If orphan girls happen to come to your hands for shelter, you must take them in above all else. Otherwise, Christian missionaries will take them, poor things, away! What matters it that you have no particular arrangements for them? Through the Divine Mother's will, they will be provided for. When you get a horse, never you worry about the whip. ... Get together whomsoever you can lay your hands on, no picking and choosing now — everything will be set right in course of time. In every attempt there are many obstacles to cope with, but gradually the path becomes smooth.
Convey to the European officer many thanks from me. Work on fearlessly — there is a hero! Bravo! Thrice well done! The starting of a centre at Bhagalpur that you have written about is no doubt a good idea — enlightening the schoolboys and things of that sort. But our mission is for the destitute, the poor, and the illiterate peasantry and labouring classes, and if, after everything has been done for them first, there is spare time, then only for the gentry. Those peasants and labouring people will be won over by love. Afterwards it will be they who will collect small sums and start missions at their own villages, and gradually, from among those very men, teachers will spring.
Teach some boys and girls of the peasant classes the rudiments of learning and infuse a number of ideas into their brains. Afterwards the peasants of each village will collect funds and have one of these in their village. "

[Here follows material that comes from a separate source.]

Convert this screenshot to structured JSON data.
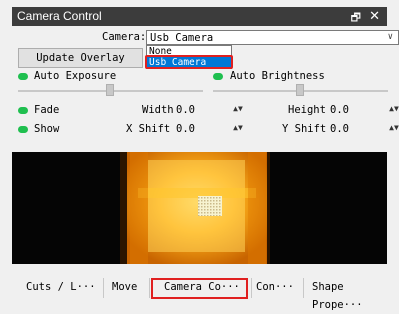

— One must raise oneself by one's own exertions" — this holds good in all spheres. We help them to help themselves. That they are supplying you with your daily bread is a real bit of work done. The moment they will come to understand their own condition and feel the necessity of help and improvement, know that your work is taking effect and is in the right direction, while the little good that the moneyed classes, out of pity, do to the poor, does not last, and ultimately it does nothing but harm to both parties. The peasants and labouring classes are in a moribund condition, so what is needed is that the moneyed people will only help them to regain their vitality, and nothing more. Then leave the peasants and labourers to look to their own problem, to grapple with and solve it. But then you must rake care not to set up class-strife between the poor peasants, the labouring people, and wealthy classes. Make it a point not to abuse the moneyed classes. "
— The wise man should achieve his own object."
Victory to the Guru! Victory to the Mother of the Universe! What fear! Opportunity, remedy, and its application will present themselves. I do not care about the result, well or ill. I shall be happy if only you do this much of work. Wordy warfares, texts and scriptures, doctrines and dogmas — all these I am coming to loathe as poison in this my advanced age. Know this for certain that he who will work will be the crown on my head. Useless bandying of words and making noise is taking away our time, is consuming our life-energy, without pushing the cause of humanitarianism a step further. — Away with fear! Bravo! There is a hero indeed! May the blessed Guru be enthroned in your heart, and the Divine Mother guide your hands.